The study evaluated the performance of ReAlnet on several aspects, including the similarity to human EEG and fMRI, the individual variability across subjects and layers, and the adversarial robustness against white-box attacks. They compared ReAlnet with CORnet-S and other baseline models, such as residual network 101 (ResNet-101) and contrastive language-image pre-training (CLIP).
Research Findings
The outcomes showed that ReAlnet achieved a significantly higher similarity to human EEG neural dynamics for all four visual layers than CORnet-S and also outperformed other baseline models, including ResNet-101 and CLIP. This similarity was consistent across different EEG and fMRI datasets, indicating that ReAlnet learned general and cross-modal brain representation patterns.
The designed model highlighted a higher similarity to human fMRI activity across different brain regions, even though it was not trained with fMRI data, suggesting that ReAlnet learned more general neural representations of the human brain. It exhibited hierarchical individual variabilities across different layers, reflecting the increasing complexity and diversity of neural representations in the human brain. Furthermore, it demonstrated increased adversarial robustness compared to CORnet-S, indicating that aligning with human neural representations can improve the model’s stability and generalization.

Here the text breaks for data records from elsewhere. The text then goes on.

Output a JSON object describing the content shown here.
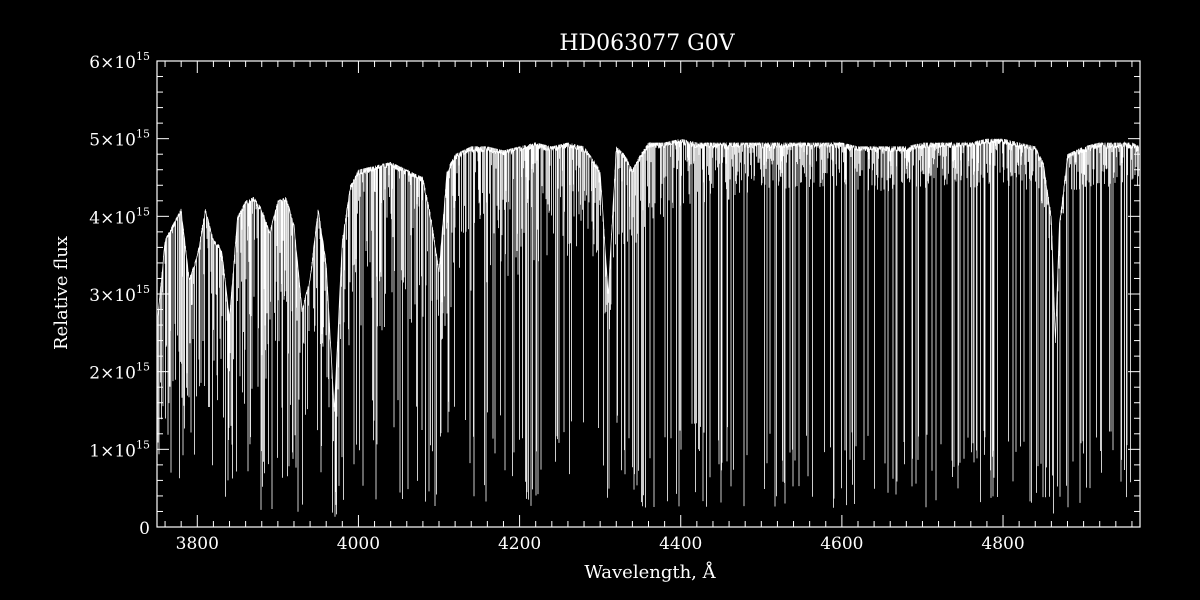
{
  "chart_data": {
    "type": "line",
    "title": "HD063077   G0V",
    "xlabel": "Wavelength, Å",
    "ylabel": "Relative flux",
    "xlim": [
      3750,
      4970
    ],
    "ylim": [
      0,
      6000000000000000.0
    ],
    "x_ticks": [
      3800,
      4000,
      4200,
      4400,
      4600,
      4800
    ],
    "x_tick_labels": [
      "3800",
      "4000",
      "4200",
      "4400",
      "4600",
      "4800"
    ],
    "y_ticks": [
      0,
      1000000000000000.0,
      2000000000000000.0,
      3000000000000000.0,
      4000000000000000.0,
      5000000000000000.0,
      6000000000000000.0
    ],
    "y_tick_labels": [
      {
        "mantissa": "0",
        "base": "",
        "exp": ""
      },
      {
        "mantissa": "1",
        "base": "×10",
        "exp": "15"
      },
      {
        "mantissa": "2",
        "base": "×10",
        "exp": "15"
      },
      {
        "mantissa": "3",
        "base": "×10",
        "exp": "15"
      },
      {
        "mantissa": "4",
        "base": "×10",
        "exp": "15"
      },
      {
        "mantissa": "5",
        "base": "×10",
        "exp": "15"
      },
      {
        "mantissa": "6",
        "base": "×10",
        "exp": "15"
      }
    ],
    "colors": {
      "background": "#000000",
      "foreground": "#ffffff"
    },
    "series": [
      {
        "x": [
          3750,
          3760,
          3770,
          3780,
          3790,
          3800,
          3810,
          3820,
          3830,
          3840,
          3850,
          3860,
          3870,
          3880,
          3890,
          3900,
          3910,
          3920,
          3930,
          3940,
          3950,
          3960,
          3970,
          3980,
          3990,
          4000,
          4020,
          4040,
          4060,
          4080,
          4090,
          4100,
          4110,
          4120,
          4140,
          4160,
          4180,
          4200,
          4220,
          4240,
          4260,
          4280,
          4300,
          4310,
          4320,
          4330,
          4340,
          4350,
          4360,
          4380,
          4400,
          4420,
          4440,
          4460,
          4480,
          4500,
          4520,
          4540,
          4560,
          4580,
          4600,
          4620,
          4640,
          4660,
          4680,
          4700,
          4720,
          4740,
          4760,
          4780,
          4800,
          4820,
          4840,
          4850,
          4860,
          4865,
          4870,
          4880,
          4900,
          4920,
          4940,
          4960,
          4970
        ],
        "y": [
          2600000000000000.0,
          3700000000000000.0,
          3900000000000000.0,
          4100000000000000.0,
          3200000000000000.0,
          3500000000000000.0,
          4100000000000000.0,
          3700000000000000.0,
          3600000000000000.0,
          2700000000000000.0,
          4000000000000000.0,
          4200000000000000.0,
          4250000000000000.0,
          4100000000000000.0,
          3800000000000000.0,
          4200000000000000.0,
          4250000000000000.0,
          3900000000000000.0,
          2800000000000000.0,
          3200000000000000.0,
          4100000000000000.0,
          3400000000000000.0,
          1500000000000000.0,
          3700000000000000.0,
          4400000000000000.0,
          4600000000000000.0,
          4650000000000000.0,
          4700000000000000.0,
          4600000000000000.0,
          4500000000000000.0,
          4000000000000000.0,
          3300000000000000.0,
          4600000000000000.0,
          4800000000000000.0,
          4900000000000000.0,
          4900000000000000.0,
          4850000000000000.0,
          4900000000000000.0,
          4950000000000000.0,
          4900000000000000.0,
          4950000000000000.0,
          4900000000000000.0,
          4600000000000000.0,
          3000000000000000.0,
          4900000000000000.0,
          4800000000000000.0,
          4600000000000000.0,
          4800000000000000.0,
          4950000000000000.0,
          4950000000000000.0,
          5000000000000000.0,
          4950000000000000.0,
          4950000000000000.0,
          4950000000000000.0,
          4950000000000000.0,
          4950000000000000.0,
          4950000000000000.0,
          4950000000000000.0,
          4950000000000000.0,
          4950000000000000.0,
          4950000000000000.0,
          4900000000000000.0,
          4900000000000000.0,
          4900000000000000.0,
          4900000000000000.0,
          4950000000000000.0,
          4950000000000000.0,
          4950000000000000.0,
          4950000000000000.0,
          5000000000000000.0,
          5000000000000000.0,
          4950000000000000.0,
          4900000000000000.0,
          4700000000000000.0,
          4000000000000000.0,
          2400000000000000.0,
          3900000000000000.0,
          4800000000000000.0,
          4900000000000000.0,
          4950000000000000.0,
          4950000000000000.0,
          4950000000000000.0,
          4900000000000000.0
        ]
      }
    ]
  }
}
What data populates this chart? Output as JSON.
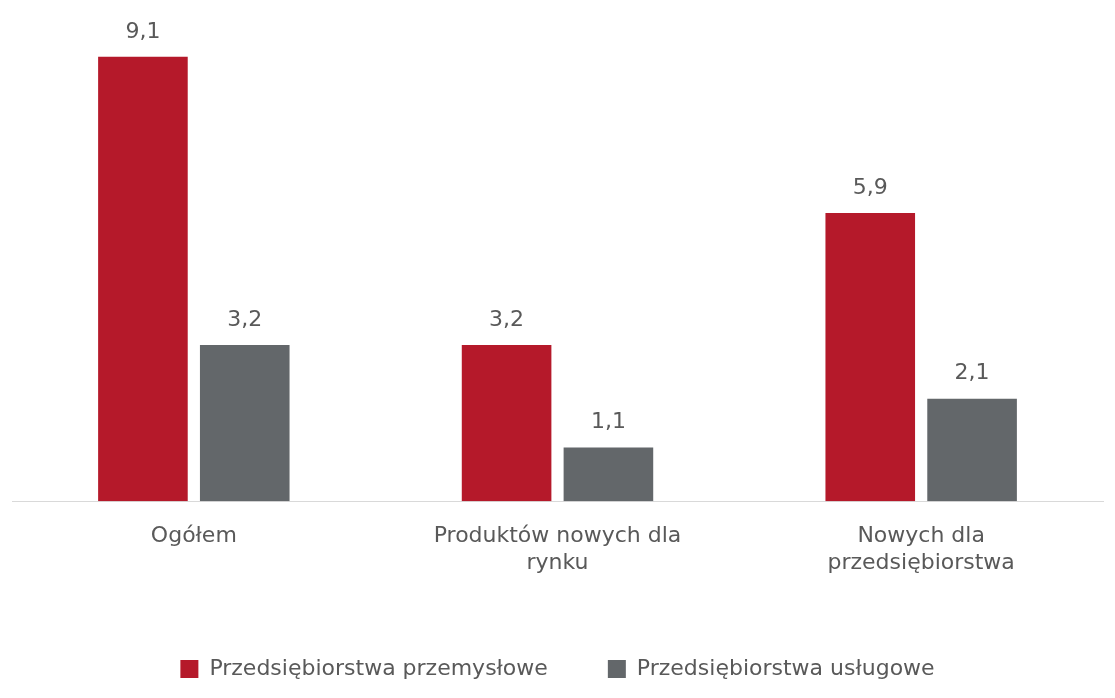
{
  "chart_data": {
    "type": "bar",
    "categories": [
      "Ogółem",
      "Produktów nowych dla rynku",
      "Nowych dla przedsiębiorstwa"
    ],
    "series": [
      {
        "name": "Przedsiębiorstwa przemysłowe",
        "color": "#b5192a",
        "values": [
          9.1,
          3.2,
          5.9
        ],
        "value_labels": [
          "9,1",
          "3,2",
          "5,9"
        ]
      },
      {
        "name": "Przedsiębiorstwa usługowe",
        "color": "#63676a",
        "values": [
          3.2,
          1.1,
          2.1
        ],
        "value_labels": [
          "3,2",
          "1,1",
          "2,1"
        ]
      }
    ],
    "legend": "bottom",
    "grid": false
  }
}
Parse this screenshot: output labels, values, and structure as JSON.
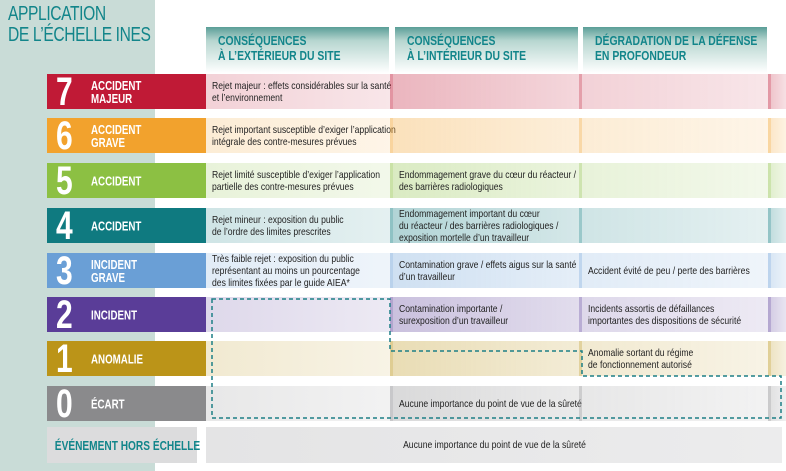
{
  "title": [
    "APPLICATION",
    "DE L’ÉCHELLE INES"
  ],
  "columns": [
    [
      "CONSÉQUENCES",
      "À L’EXTÉRIEUR DU SITE"
    ],
    [
      "CONSÉQUENCES",
      "À L’INTÉRIEUR DU SITE"
    ],
    [
      "DÉGRADATION DE LA DÉFENSE",
      "EN PROFONDEUR"
    ]
  ],
  "levels": [
    {
      "level": "7",
      "label": [
        "ACCIDENT",
        "MAJEUR"
      ],
      "color": "#c01a36",
      "cells": [
        [
          "Rejet majeur : effets considérables sur la santé",
          "et l’environnement"
        ],
        [],
        []
      ]
    },
    {
      "level": "6",
      "label": [
        "ACCIDENT",
        "GRAVE"
      ],
      "color": "#f2a22d",
      "cells": [
        [
          "Rejet important susceptible d’exiger l’application",
          "intégrale des contre-mesures prévues"
        ],
        [],
        []
      ]
    },
    {
      "level": "5",
      "label": [
        "ACCIDENT"
      ],
      "color": "#8cc043",
      "cells": [
        [
          "Rejet limité susceptible d’exiger l’application",
          "partielle des contre-mesures prévues"
        ],
        [
          "Endommagement grave du cœur du réacteur /",
          "des barrières radiologiques"
        ],
        []
      ]
    },
    {
      "level": "4",
      "label": [
        "ACCIDENT"
      ],
      "color": "#0f7a80",
      "cells": [
        [
          "Rejet mineur : exposition du public",
          "de l’ordre des limites prescrites"
        ],
        [
          "Endommagement important du cœur",
          "du réacteur / des barrières radiologiques /",
          "exposition mortelle d’un travailleur"
        ],
        []
      ]
    },
    {
      "level": "3",
      "label": [
        "INCIDENT",
        "GRAVE"
      ],
      "color": "#6a9fd6",
      "cells": [
        [
          "Très faible rejet : exposition du public",
          "représentant au moins un pourcentage",
          "des limites fixées par le guide AIEA*"
        ],
        [
          "Contamination grave / effets aigus sur la santé",
          "d’un travailleur"
        ],
        [
          "Accident évité de peu / perte des barrières"
        ]
      ]
    },
    {
      "level": "2",
      "label": [
        "INCIDENT"
      ],
      "color": "#5a3d98",
      "cells": [
        [],
        [
          "Contamination importante /",
          "surexposition d’un travailleur"
        ],
        [
          "Incidents assortis de défaillances",
          "importantes des dispositions de sécurité"
        ]
      ]
    },
    {
      "level": "1",
      "label": [
        "ANOMALIE"
      ],
      "color": "#bb9418",
      "cells": [
        [],
        [],
        [
          "Anomalie sortant du régime",
          "de fonctionnement autorisé"
        ]
      ]
    },
    {
      "level": "0",
      "label": [
        "ÉCART"
      ],
      "color": "#8a8a8c",
      "cells": [
        [],
        [
          "Aucune importance du point de vue de la sûreté"
        ],
        []
      ]
    }
  ],
  "out_of_scale": {
    "label": "ÉVÉNEMENT HORS ÉCHELLE",
    "text": "Aucune importance du point de vue de la sûreté"
  },
  "accent_color": "#12858a"
}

The developed techniques have several implications for both computer vision and cognitive neuroscience. For computer vision, the newly presented model represents a novel and effective approach to enhance the resemblance between vision models and the human brain, which can potentially improve the robustness and generalization of the models as well as enable more brain-like artificial intelligence systems. For cognitive neuroscience, the new method can serve as a useful tool to explore the mechanisms of human visual processing and test hypotheses and predictions about the brain’s representational patterns.
Conclusion
In summary, the presented novel model is an effective, efficient, and adaptable framework for human neural representational alignment, along with the corresponding human brain-like model, ReAlnet. It not only aligns closely with human EEG and fMRI but also exhibits hierarchical individual variabilities and increased adversarial robustness, mirroring human visual processing. Moreover, this research effectively fills the gap between human vision and artificial vision.
The study demonstrated that the developed technique can be extended to fMRI and MEG neural modalities and other tasks including natural language and auditory processing utilizing unsupervised or self-supervised models. The researchers acknowledged challenges and limitations, such as the small size of neural datasets and the lack of shared labels among different datasets.
*Important notice: arXiv publishes preliminary scientific reports that are not peer-reviewed and, therefore, should not be regarded as definitive, used to guide development decisions, or treated as established information in the field of artificial intelligence research.